This is a follow-up question for the answer: https://math.stackexchange.com/a/4214108/1140967.
In that answer, we see that there are three ways to associate a $k$-vector space $V$ with a $k$-functor:
- $X_V:=Spec(Sym(V^*))$;
- $Y_V:=Spec(Sym(V))$;
- $V_a$ the $k$-functor that sends a $k$-algebra $R$ to the $k$-vector space $V\otimes_k R$.
Question: If $V$ is infinite dimensional, is the functor $V_a$ representable by a $k$-scheme? If not, is $V_a$ an algebraic space?
What we know: We know that when $V$ is finite-dimensional, the functor $V_a$ is representable by $X_V$. We also know that when $V$ is infinite-dimensional, the functor $V_a$ is not representable by $X_V$.

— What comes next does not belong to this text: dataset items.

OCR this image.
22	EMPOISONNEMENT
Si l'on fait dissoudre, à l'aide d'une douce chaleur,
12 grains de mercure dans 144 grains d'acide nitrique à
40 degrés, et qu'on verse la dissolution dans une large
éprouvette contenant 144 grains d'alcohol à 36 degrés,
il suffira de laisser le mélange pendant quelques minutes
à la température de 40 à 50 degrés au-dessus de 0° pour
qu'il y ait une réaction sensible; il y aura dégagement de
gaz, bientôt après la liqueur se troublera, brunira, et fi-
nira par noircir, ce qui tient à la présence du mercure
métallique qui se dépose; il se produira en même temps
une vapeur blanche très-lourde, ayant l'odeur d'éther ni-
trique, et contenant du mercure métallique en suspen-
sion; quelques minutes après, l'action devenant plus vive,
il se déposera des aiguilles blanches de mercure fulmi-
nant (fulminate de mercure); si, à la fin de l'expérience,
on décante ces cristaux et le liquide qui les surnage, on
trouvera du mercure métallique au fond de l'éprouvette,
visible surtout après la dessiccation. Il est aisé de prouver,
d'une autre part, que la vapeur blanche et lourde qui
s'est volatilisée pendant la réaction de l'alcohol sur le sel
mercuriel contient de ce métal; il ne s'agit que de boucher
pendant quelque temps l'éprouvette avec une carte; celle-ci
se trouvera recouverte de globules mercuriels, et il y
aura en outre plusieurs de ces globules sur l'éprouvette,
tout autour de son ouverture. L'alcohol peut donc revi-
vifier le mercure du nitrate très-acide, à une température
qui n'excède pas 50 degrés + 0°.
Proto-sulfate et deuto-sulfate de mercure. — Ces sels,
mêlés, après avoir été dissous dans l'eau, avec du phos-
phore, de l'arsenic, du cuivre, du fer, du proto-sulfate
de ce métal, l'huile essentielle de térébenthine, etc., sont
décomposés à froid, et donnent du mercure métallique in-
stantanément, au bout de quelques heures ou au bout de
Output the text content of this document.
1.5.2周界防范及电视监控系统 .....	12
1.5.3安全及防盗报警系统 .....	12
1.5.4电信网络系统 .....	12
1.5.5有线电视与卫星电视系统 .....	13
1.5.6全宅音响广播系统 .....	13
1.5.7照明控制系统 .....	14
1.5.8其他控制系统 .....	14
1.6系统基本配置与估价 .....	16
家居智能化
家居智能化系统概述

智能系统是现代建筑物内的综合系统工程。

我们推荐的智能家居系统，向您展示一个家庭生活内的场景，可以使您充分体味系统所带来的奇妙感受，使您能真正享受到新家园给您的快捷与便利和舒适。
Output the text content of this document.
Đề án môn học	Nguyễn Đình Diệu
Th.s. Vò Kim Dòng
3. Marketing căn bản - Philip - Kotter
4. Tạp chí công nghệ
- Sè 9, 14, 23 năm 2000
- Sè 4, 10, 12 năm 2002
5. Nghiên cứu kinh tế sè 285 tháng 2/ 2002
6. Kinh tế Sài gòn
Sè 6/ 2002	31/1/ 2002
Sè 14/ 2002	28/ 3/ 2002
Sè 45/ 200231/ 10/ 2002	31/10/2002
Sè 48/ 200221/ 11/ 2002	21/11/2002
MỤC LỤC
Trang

Motivation: We can define the action of an algebraic group scheme $G$ on $V$ using either of the three $k$-functors above. When $V$ is finite-dimensional, no matter which of the three functions we use, an action of $G$ on $V$ is equivalent to a $G$-comodule. When $V$ is infinite-dimensional, the category of $G$-comodules is equivalent to the category of $G$-modules using $V_a$ (section 2.8 in Jantzen's Representations of Algebraic Groups; or Remark 4.1 of Milne's book), and is anti-equivalent to the category of $G$-modules using $Y_V$ (this is in the answer quoted above). Therefore, it seems that $V_a$ is really the natural "geometric" object associated with $V.$ I am thus interested to understand $V_a$ more geometrically.